C-17はそんな最中に導入された機体なのですが、C-141以上に使い勝手が良いために、冒頭でも書いたような酷使に近い運用がなされているのには理由があります。それは調達数の少なさに原因があるのは一目瞭然。120機の初期型C-17は2004に年に生産が終了。2001-9-11事件から、イラク・アフガン戦争に至る辺りから、米空軍にもっとたくさんのC-17が必要ということで、60機の追加生産がおこなわれはしましたが、それでも総数200機は配備されていない訳でして、その不足は否めない事が「C-17 Died For Our Sins」という記事の表題にされたという訳です。

米空軍のある幹部はC-17を300機は保有したいと言ってると記事の続きにありますが、日本にとってはこれは好機ではないでしょうか。

日本にも、その配備が遅れてはいますがC-2(仮称)という輸送機があります。
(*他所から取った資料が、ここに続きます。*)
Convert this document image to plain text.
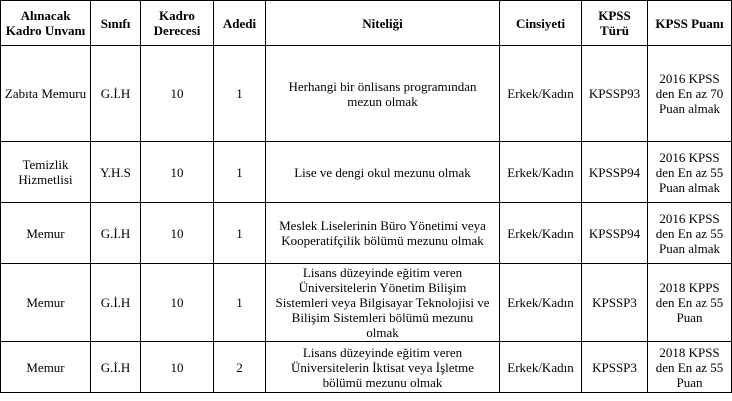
Alınacak Kadro Unvanı	Sınıfı	Kadro Derecesi	Adedi	Niteliği	Cinsiyeti	KPSS Türü	KPSS Puanı
Zabıta Memuru	G.İ.H	10	1	Herhangi bir önlisans programından mezun olmak	Erkek/Kadın	KPSSP93	2016 KPSS den En az 70 Puan almak
Temizlik Hizmetlisi	Y.H.S	10	1	Lise ve dengi okul mezunu olmak	Erkek/Kadın	KPSSP94	2016 KPSS den En az 55 Puan almak
Memur	G.İ.H	10	1	Meslek Liselerinin Büro Yönetimi veya Kooperatifçilik bölümü mezunu olmak	Erkek/Kadın	KPSSP94	2016 KPSS den En az 55 Puan almak
Memur	G.İ.H	10	1	Lisans düzeyinde eğitim veren Üniversitelerin Yönetim Bilişim Sistemleri veya Bilgisayar Teknolojisi ve Bilişim Sistemleri bölümü mezunu olmak	Erkek/Kadın	KPSSP3	2018 KPPS den En az 55 Puan
Memur	G.İ.H	10	2	Lisans düzeyinde eğitim veren Üniversitelerin İktisat veya İşletme bölümü mezunu olmak	Erkek/Kadın	KPSSP3	2018 KPSS den En az 55 Puan
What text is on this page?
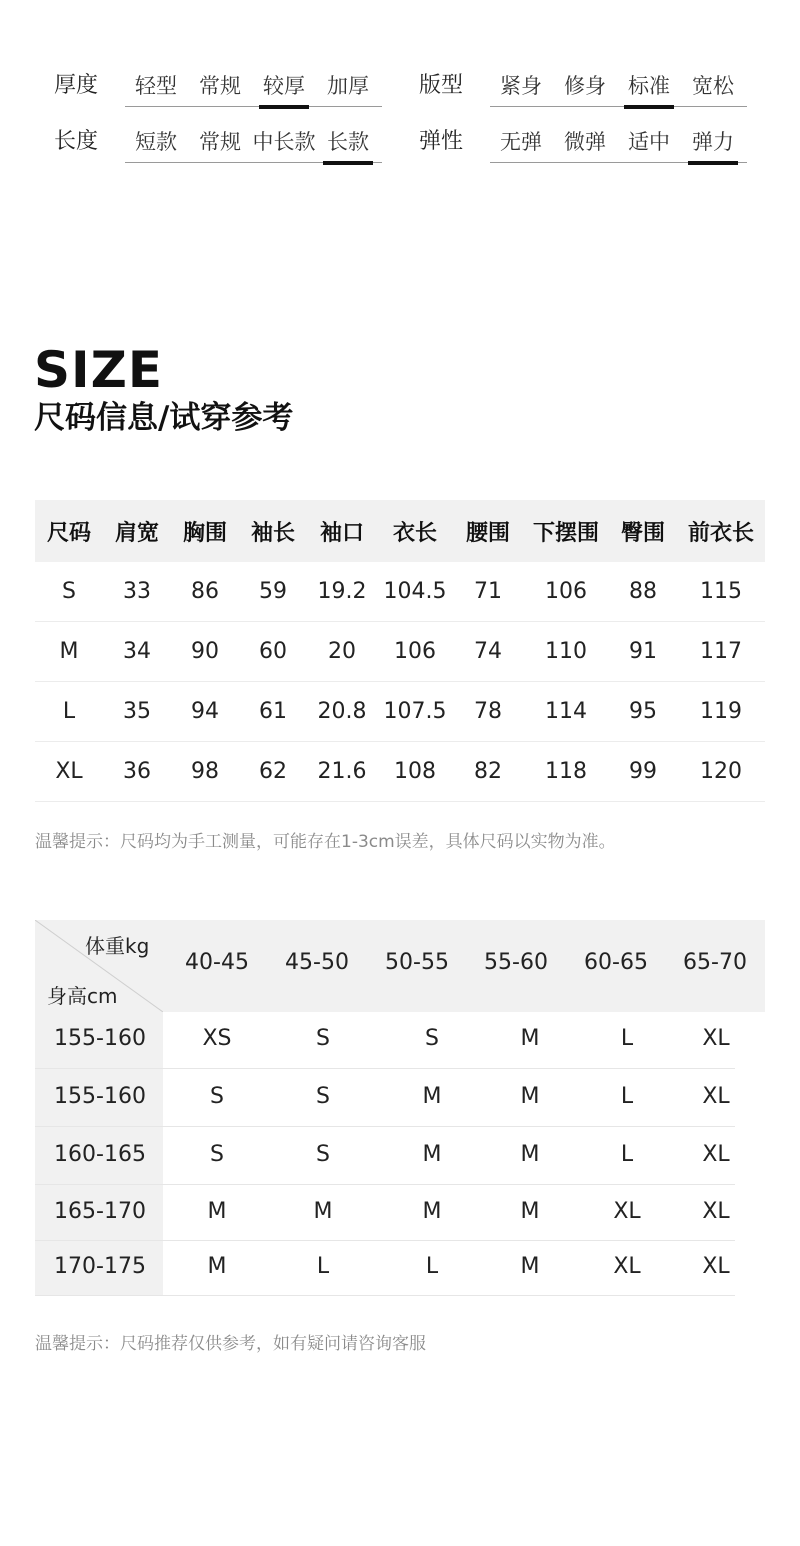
厚度	轻型	常规	较厚	加厚	版型	紧身	修身	标准	宽松
长度	短款	常规 中长款 长款	弹性	无弹	微弹	适中	弹力
SIZE
尺码信息/试穿参考
尺码	肩宽	胸围	袖长	袖口	衣长	腰围	下摆围	臀围	前衣长
S	33	86	59	19.2	104.5	71	106	88	115
M	34	90	60	20	106	74	110	91	117
L	35	94	61	20.8	107.5	78	114	95	119
XL	36	98	62	21.6	108	82	118	99	120
温馨提示：尺码均为手工测量，可能存在1-3cm误差，具体尺码以实物为准。
体重kg
身高cm
40-45	45-50	50-55	55-60	60-65	65-70
155-160	XS	S	S	M	L	XL
155-160	S	S	M	M	L	XL
160-165	S	S	M	M	L	XL
165-170	M	M	M	M	XL	XL
170-175	M	L	L	M	XL	XL
温馨提示：尺码推荐仅供参考，如有疑问请咨询客服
その調達数は恐らく20機ほどになるのではと思われますが、これを40機ほどに増やして、非戦闘地域のパキスタンやその他の地域で米空軍を支援する形で輸送業務に20機ほどが従事できたら、アメリカはその態度を大きく軟化させはしませんか?あるいはC-17を20機日本が購入して航空自衛隊で運用するという手もあるでしょう。こちらのほうが米空軍との共同作戦には好都合です。いずれにせよ長期的に5年から10年の約束をして、米軍の後方支援を地味にやる。それで日米安全保障条約は再び堅固なモノになり、日本政府は国内世論も抑える事が出来るのですけどね。

海ではソマリア沖の海賊対処を拡大して、インド洋全域での海上自衛隊と米海軍との共同作戦と、給油や補給を含めた支援活動を展開させ、空では米空軍の戦略輸送に支援を広げるというのは、今の日本にも出来ない話じゃないと思います。